Alla luce di queste brevi premesse, avuto riguardo alle prestazioni, alle attività e ai progetti contemplati nel Budget di Salute ben si comprende la necessità di individuare percorsi e procedure che siano in grado di assicurare al contempo i livelli essenziali delle prestazioni socio-sanitarie, escludendo motivazioni egoistiche e lucrative e gli interessi degli operatori economici a fornire ed erogare i servizi e le prestazioni necessari al conseguimento degli obiettivi di integrazione socio-sanitaria.

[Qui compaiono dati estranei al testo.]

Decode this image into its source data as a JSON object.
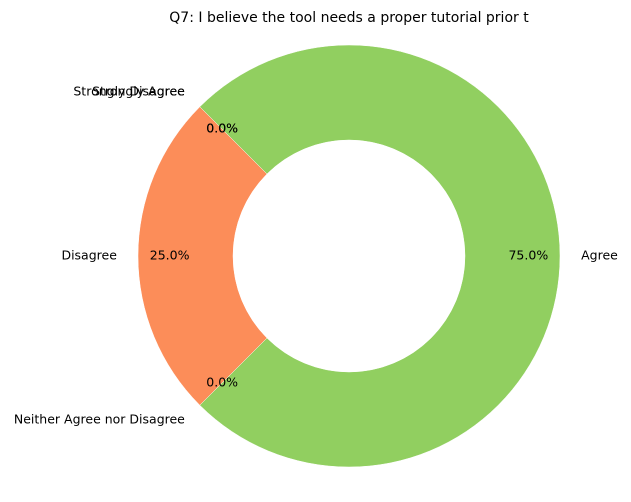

In quest’ottica, sia la formula dell’accreditamento locale, finalizzato a costituire una platea di soggetti stabili e qualificati con i quali le aziende sanitarie e gli enti locali competenti possono attivare rapporti di partnership duraturi sia le Regioni, attraverso l’adozione di specifiche linee guida possono invero contribuire in modo affatto marginale al rafforzamento del modello Budget di Salute e, in prospettiva, anche del Budget di Progetto.